Kast es hijo de dos emigrantes alemanes que
después de los horrores de la II Guerra Mundial, emigraron hacia Chile,
buscando paz y tranquilidad. El padre de Kast, perteneció al ejército alemán y
combatió en la guerra que perdiera Alemania. Kast, nació en Chile el 18 de
enero de 1966, estudió derecho en la Pontificia Universidad Católica, es
católico practicante; y está casado con la abogada María Pía Adriasola con la
que han procreado, como no podría ser menos, 9 hijos. Es un hombre
políticamente ubicado en la derecha de acuerdo a los estándares sudamericanos.
Después de graduado estableció un bufete con un compañero de apellido Pinochet.
Es un hombre tranquilo, que habla poco; y
escucha mucho. De suave trato, cada vez que ha perdido no se ha lamentado, sino
que se ha ido a reflexionar para analizar en qué falló; y que es lo que quiere
el electorado. No es hombre de grandes discursos, sino que le gusta hablar con
la gente a los ojos; y escuchar sus ideas y propuestas. Cuando en una de sus
campañas los adversarios hicieron público el pasado hitleriano de su padre,
dijo que era cierto; y que el pasado no se podía alterar. Que lo importante era
lo que podíamos hacer en el presente, donde podemos cambiar las cosas. Las
circunstancias del pasado, se dieron y nadie puede cambiarlas. Lo único que se
puede hacer es – dijo – aprender de los errores y evitar su
comisión en el presente y en el futuro.
Llama mucho la atención su pensamiento
católico, muy relacionado con la Doctrina Social de la Iglesia. Parece un
social cristiano e incluso no es accidental que haya sido discípulo y seguidor
de Jaime Guzmán, un interesante prospecto de la política chilena, que
desafortunadamente muriera prematuramente. A Guzmán, lo escuché una vez, con
planteamientos muy interesantes y adecuados a la realidad chilena, de la que no
somos expertos.
Es casi seguro que José Antonio Kast hará un
buen gobierno. Se ve sereno y claro en los cambios que quiere hacer, las cosas
que sabe que tiene que mantener; y conoce las necesidades de su electorado que
tendrá que satisfacer. La formación de la Universidad Católica, se nota en su
discurso, sus visiones; su vida austera y comprometida con la clase media.
Y más llama la atención el hecho que aquí en
Honduras, el candidato Liberal Salvador Nasralla, nació en Chile, es hijo de
inmigrantes del oriente medio; y estudió en la misma universidad de Kast. Sin
embargo, posiblemente por no haber estudiado derecho sino que ingeniería, no se
nota en su discurso, en su pensamiento; y en su vida, -- porque incluso no es
católico como el presidente Kast -- la presencia de la doctrina católica,
el pensamiento liberal y mucho menos el comportamiento familiar que exhibe el chileno.

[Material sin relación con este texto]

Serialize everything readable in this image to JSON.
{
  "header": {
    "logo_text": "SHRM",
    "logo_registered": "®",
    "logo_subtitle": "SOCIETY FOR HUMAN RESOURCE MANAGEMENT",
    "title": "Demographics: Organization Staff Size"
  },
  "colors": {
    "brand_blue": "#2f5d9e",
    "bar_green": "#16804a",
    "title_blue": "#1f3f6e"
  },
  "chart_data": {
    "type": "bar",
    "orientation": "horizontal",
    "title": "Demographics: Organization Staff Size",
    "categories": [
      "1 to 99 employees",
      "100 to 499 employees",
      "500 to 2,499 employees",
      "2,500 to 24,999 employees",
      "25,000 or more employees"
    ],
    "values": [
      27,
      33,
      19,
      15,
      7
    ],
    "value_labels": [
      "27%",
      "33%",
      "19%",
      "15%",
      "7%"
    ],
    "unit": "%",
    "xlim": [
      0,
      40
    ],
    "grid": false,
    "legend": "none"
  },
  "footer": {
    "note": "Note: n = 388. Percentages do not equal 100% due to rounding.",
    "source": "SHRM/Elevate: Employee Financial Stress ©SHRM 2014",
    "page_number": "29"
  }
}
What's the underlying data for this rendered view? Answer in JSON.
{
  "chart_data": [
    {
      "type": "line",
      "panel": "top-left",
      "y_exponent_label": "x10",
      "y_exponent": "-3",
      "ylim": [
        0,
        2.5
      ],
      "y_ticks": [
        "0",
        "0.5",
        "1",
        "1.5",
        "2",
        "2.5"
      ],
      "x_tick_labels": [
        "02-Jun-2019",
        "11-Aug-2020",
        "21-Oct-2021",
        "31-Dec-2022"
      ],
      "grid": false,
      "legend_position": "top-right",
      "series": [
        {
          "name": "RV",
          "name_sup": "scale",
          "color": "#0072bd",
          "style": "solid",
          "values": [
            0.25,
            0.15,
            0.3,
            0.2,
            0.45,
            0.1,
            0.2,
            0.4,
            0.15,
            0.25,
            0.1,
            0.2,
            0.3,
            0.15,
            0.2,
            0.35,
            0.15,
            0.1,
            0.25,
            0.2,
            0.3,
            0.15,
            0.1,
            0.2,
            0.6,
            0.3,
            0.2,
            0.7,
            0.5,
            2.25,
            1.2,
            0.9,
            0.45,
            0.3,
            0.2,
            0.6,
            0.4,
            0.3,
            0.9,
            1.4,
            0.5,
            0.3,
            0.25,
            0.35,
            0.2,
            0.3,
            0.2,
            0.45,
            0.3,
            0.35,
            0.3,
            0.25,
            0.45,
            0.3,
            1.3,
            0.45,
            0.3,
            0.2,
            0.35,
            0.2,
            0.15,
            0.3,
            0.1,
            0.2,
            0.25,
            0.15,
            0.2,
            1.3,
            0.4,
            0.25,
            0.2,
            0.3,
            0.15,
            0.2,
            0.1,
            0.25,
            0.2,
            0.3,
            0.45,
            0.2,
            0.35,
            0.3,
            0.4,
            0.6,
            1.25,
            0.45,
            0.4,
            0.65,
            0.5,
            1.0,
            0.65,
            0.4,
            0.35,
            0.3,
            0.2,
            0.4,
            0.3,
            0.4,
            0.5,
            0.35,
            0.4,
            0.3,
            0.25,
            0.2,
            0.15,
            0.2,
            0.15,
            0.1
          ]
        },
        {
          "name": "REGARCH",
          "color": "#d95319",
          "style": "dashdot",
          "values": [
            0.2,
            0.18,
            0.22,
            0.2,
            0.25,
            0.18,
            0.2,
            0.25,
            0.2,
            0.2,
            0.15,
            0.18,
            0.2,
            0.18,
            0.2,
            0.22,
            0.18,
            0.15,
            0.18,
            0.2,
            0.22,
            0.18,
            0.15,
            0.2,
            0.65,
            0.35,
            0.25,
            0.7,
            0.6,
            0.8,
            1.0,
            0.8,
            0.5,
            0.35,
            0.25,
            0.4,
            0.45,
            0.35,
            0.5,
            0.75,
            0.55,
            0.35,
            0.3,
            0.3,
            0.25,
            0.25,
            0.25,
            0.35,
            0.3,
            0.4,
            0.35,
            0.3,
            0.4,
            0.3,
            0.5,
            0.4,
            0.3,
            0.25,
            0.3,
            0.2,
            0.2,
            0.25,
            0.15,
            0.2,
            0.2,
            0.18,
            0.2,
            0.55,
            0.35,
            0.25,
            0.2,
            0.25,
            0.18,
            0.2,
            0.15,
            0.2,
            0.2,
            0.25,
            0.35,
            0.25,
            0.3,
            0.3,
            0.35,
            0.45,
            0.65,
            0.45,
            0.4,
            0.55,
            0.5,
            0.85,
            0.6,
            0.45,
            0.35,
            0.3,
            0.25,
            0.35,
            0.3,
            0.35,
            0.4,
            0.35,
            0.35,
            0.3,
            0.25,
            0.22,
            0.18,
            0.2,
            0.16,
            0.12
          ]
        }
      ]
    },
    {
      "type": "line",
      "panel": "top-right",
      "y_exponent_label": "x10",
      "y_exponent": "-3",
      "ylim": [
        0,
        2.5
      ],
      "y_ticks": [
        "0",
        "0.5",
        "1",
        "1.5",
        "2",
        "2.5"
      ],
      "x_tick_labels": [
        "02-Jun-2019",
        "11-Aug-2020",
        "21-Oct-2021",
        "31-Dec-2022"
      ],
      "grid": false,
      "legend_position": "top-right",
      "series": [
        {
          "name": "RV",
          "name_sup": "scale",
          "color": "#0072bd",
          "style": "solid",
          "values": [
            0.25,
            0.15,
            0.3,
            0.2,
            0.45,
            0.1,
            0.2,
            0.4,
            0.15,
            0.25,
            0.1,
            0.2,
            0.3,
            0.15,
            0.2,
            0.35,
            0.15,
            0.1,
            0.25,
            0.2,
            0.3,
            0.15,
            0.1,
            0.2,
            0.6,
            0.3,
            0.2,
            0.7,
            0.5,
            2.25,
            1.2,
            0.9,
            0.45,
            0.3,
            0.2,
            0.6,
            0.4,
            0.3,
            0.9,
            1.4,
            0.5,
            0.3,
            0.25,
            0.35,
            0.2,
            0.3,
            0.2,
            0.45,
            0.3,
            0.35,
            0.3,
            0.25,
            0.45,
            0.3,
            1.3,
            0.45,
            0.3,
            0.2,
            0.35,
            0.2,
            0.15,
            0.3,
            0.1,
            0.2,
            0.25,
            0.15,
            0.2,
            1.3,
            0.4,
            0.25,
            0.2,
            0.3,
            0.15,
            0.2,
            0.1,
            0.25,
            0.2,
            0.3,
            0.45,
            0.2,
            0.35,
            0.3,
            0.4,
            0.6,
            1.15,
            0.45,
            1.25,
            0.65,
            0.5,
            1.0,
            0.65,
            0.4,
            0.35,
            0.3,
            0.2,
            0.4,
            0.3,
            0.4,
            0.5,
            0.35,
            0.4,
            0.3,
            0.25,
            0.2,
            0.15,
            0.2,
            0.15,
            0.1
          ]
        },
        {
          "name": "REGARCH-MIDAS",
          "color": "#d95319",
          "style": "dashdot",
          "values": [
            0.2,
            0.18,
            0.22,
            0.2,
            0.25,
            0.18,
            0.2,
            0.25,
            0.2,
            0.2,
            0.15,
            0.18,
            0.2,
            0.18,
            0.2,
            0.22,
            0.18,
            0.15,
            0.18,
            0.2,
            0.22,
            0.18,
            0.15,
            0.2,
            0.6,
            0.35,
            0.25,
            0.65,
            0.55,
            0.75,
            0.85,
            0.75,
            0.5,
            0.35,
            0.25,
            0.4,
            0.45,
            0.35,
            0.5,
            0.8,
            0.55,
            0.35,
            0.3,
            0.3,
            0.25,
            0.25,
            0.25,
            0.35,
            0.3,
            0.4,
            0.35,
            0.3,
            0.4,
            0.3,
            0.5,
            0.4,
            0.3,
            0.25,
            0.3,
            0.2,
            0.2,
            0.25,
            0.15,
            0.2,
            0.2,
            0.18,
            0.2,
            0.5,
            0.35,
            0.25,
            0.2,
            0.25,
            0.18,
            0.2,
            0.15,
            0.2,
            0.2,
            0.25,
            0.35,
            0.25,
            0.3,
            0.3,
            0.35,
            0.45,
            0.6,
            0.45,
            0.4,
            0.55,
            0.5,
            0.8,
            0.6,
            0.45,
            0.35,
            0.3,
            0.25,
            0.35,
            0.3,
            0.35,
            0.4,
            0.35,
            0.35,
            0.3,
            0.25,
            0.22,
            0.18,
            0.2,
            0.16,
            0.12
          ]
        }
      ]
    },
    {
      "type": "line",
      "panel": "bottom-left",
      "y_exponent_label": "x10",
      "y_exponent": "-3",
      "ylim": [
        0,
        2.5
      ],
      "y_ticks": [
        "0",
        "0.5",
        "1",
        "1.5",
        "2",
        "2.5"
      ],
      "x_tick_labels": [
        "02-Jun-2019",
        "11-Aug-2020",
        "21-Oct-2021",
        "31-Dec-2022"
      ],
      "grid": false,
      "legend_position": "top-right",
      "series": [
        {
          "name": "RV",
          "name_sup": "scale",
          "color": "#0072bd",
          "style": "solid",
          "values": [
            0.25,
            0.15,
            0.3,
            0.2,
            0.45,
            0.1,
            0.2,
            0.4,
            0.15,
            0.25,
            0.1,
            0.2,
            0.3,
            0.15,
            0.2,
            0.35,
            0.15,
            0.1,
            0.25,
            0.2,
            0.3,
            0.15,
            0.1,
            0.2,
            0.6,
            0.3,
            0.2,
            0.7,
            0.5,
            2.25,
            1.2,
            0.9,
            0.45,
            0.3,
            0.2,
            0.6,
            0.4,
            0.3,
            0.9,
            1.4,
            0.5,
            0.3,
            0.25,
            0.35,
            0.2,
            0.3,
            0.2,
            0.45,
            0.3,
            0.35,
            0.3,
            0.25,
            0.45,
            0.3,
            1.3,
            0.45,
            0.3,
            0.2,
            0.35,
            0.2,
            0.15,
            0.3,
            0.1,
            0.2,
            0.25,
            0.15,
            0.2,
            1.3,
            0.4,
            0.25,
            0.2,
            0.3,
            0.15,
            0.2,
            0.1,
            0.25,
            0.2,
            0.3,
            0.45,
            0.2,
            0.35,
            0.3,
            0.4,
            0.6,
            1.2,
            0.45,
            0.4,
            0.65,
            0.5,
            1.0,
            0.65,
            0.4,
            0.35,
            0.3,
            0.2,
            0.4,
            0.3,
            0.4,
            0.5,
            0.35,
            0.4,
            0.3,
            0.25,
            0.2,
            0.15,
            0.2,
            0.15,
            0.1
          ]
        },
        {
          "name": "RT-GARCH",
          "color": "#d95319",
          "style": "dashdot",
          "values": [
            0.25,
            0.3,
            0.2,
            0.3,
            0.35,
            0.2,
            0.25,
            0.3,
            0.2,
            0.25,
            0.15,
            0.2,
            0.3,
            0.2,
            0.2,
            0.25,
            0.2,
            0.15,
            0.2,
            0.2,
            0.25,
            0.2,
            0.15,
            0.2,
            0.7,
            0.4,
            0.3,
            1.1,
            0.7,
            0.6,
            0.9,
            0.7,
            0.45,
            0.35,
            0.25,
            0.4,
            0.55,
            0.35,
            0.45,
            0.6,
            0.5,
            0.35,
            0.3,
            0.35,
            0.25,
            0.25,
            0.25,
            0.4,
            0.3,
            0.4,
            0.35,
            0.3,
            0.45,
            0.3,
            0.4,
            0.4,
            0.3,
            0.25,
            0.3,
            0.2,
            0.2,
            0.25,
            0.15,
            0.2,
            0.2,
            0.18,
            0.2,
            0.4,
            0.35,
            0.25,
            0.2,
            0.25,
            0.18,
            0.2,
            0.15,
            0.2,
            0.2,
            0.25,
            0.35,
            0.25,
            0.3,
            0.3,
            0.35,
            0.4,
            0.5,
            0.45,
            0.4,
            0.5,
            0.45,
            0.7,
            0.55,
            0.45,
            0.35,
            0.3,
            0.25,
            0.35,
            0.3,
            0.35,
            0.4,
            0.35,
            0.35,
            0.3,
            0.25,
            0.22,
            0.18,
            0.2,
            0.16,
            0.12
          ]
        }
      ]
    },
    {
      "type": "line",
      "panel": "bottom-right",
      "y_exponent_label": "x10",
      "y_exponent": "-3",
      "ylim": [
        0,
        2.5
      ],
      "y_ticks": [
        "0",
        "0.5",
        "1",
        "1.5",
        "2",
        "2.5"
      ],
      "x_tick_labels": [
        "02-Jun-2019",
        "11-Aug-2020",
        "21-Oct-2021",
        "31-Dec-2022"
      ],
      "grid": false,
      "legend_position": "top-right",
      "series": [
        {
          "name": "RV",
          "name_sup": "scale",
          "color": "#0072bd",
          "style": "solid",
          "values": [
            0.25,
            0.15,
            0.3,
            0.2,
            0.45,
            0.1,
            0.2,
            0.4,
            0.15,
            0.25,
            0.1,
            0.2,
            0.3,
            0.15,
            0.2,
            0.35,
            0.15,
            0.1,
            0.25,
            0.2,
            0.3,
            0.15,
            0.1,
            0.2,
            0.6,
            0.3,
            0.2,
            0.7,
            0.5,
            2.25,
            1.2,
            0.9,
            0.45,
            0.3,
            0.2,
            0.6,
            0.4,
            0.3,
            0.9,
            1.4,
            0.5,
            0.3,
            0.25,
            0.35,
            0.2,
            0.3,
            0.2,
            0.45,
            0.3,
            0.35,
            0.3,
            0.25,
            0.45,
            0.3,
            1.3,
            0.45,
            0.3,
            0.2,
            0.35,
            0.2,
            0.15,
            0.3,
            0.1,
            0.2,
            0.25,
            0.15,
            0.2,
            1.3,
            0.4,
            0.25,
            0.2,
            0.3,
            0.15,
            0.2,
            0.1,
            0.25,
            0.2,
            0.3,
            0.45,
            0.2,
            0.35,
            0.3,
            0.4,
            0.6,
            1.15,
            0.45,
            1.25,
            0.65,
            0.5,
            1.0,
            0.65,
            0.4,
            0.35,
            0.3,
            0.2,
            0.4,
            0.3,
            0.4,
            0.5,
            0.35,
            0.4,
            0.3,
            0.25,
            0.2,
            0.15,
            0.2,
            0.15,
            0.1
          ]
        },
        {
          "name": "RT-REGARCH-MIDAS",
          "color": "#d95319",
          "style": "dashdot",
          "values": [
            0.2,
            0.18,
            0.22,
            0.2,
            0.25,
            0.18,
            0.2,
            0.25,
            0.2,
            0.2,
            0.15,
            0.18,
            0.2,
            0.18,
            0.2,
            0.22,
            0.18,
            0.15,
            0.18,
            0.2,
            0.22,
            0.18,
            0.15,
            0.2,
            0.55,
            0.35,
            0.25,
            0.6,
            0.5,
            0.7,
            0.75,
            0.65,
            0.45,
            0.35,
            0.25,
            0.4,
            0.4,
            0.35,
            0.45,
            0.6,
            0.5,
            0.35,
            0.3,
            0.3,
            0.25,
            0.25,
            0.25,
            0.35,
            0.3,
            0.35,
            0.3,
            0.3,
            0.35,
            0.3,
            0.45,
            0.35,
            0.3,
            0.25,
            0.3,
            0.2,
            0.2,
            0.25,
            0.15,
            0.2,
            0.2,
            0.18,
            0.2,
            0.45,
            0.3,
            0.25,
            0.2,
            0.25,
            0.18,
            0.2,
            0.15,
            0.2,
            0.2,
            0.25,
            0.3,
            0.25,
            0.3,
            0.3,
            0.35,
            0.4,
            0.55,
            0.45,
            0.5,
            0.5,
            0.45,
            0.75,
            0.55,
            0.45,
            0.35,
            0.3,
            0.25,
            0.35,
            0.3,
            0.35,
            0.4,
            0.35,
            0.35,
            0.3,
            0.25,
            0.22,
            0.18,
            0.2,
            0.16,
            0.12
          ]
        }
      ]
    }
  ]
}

De repente es natural, porque “lo que natura no da, no lo presta Salamanca”,
como dicen con mucha gracia los españoles.
Al final, una cosa es Chile, verdadera potencia
cultural y económica; y otra muy diferente Honduras. Un país atrapado en las
debilidades institucionales, la pasión irrefrenable; y el culto a la
personalidad en vez del sano respeto a la ley.
La Prensa, San Pedro Sula, 25 de diciembre de 2025.